Lamartine devant son lac, un chat siamois sur ses cendres, un touriste anglais devant celles de Napoléon n’auraient pas une expression plus recueillie.
— Avignon, Avignon ! Une seconde pour Avignon, récite-t-il…
Il est en transe. Il s’efforce, il se sollicite, s’évertue, se tracasse…
— Oui, c’est bien lui…
— Alors il a pris un billet ?
— Oui.
— Vous n’avez rien remarqué de particulier ?
L’homme se plonge dans une profonde rêverie, derrière la vitre trouée qui le met à l’abri des vains du postillon.
— Non, il m’a demandé à quelle heure partait le prochain rapide pour Marseille… Je lui ai dit quatre heures douze…
— Il était seul ?
— Oui, d’ailleurs il n’a pris qu’un billet.
— Je veux dire : personne ne l’escortait ?
— Je ne l’ai pas remarqué !
Je salue ce vaillant employé de la SNCF dont la mémoire n’a d’égale que la courtoisie. Et je me dirige vers le buffet de la gare car il fait soif.
Au milieu de la populace disparate qui stagne là en attendant des trains, je m’efforce de comprendre ce qui est nettement incompréhensible…
— À quatre heures moins dix, Suquet a pris un billet pour Avignon. Son train partait vingt minutes plus tard… Et pendant ces vingt minutes il a changé d’idée ; il a renoncé à son départ… Il…
Je cigle mon blanc-cassis et je retourne vers mon employé.
— Encore un petit renseignement, cher ami : où se fait-on rembourser les billets lorsqu’on décide de ne pas les utiliser ?
— Guichet 14…
Je vais au guichet indiqué. Je tombe sur un aimable monsieur aussi gracieux qu’un hépatique cocu qui vient de recevoir sa feuille d’impôt le lendemain du jour où on lui a appris qu’il a la vérole et que son fils unique est en réalité de son voisin de dessus !
— Hier, cet homme ne se serait pas fait rembourser une seconde pour Avignon ?
Il balance un coup de périscope, très bref, sur mézigue d’abord, sur le portrait de Suquet ensuite !
— Ce petit trou du c… ! fait-il. Je pense bien !
« Il m’engueulait parce qu’il trouvait que ça n’allait pas assez vite !
— Quelle heure était-il ?
— Je vais vous le dire.
Il sort un registre d’un tiroir et le compulse…
— Il était quinze heures cinquante-deux !
— Merci…
Je m’enfonce davantage dans l’abrutissement. Ça se Corse, île de Beauté ! D’après les résultats de cette petite enquête, Suquet a acheté un billet qu’il est allé illico se faire rembourser… Alors là, c’est plus que le casse-tronche chintock. C’est le Sphinx qui fait du texte, les gars ! Vite de l’aspirine ou j’ai droit à la congestion cérébrale !
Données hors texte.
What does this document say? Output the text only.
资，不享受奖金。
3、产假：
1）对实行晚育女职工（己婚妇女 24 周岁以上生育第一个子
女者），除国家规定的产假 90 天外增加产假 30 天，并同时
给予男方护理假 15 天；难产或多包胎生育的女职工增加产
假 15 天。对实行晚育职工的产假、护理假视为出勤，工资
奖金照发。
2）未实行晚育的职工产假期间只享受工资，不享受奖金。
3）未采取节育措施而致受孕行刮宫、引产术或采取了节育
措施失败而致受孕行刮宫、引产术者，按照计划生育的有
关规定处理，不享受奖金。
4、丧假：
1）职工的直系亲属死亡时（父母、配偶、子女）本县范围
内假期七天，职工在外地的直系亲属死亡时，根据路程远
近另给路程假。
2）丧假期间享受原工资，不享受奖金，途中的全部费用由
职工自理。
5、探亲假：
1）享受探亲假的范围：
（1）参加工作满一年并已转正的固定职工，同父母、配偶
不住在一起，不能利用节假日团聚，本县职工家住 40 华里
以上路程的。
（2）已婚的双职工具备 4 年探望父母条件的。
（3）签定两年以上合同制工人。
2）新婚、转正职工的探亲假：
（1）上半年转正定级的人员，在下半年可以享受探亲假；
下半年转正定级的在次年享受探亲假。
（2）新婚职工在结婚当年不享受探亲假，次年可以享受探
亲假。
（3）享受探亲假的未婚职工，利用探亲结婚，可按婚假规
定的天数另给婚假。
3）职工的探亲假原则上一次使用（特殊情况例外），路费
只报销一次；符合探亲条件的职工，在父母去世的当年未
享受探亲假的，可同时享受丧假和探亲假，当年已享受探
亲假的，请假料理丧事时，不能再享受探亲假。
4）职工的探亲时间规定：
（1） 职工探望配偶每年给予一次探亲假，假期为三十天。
Je gagne le bureau de poste (je suis un favori des loteries) et je demande à un annuaire des téléphones l’adresse du burlingue de M. Bisemont. Il me la fournit sans difficulté et à la lettre B.
Je me catapulte alors dans mon carrosse à changement de vitesses et en moins de temps qu’il n’en faut à une jeune épousée pour chanter « Maman » sur l’air de La Marseillaise , me voilà devant un bel immeuble du boulevard Haussmann ; en caillou authentique, avec fromage autour des fenêtres, porte cochère en fer forgé et concierge absente sur la cour !
Une plaque de cuivre qui aurait valu, pendant la guerre, une pièce de pinard à son propriétaire, annonce en caractères plus gras que Bérurier que les bureaux de M. Bisemont sont au deuxième.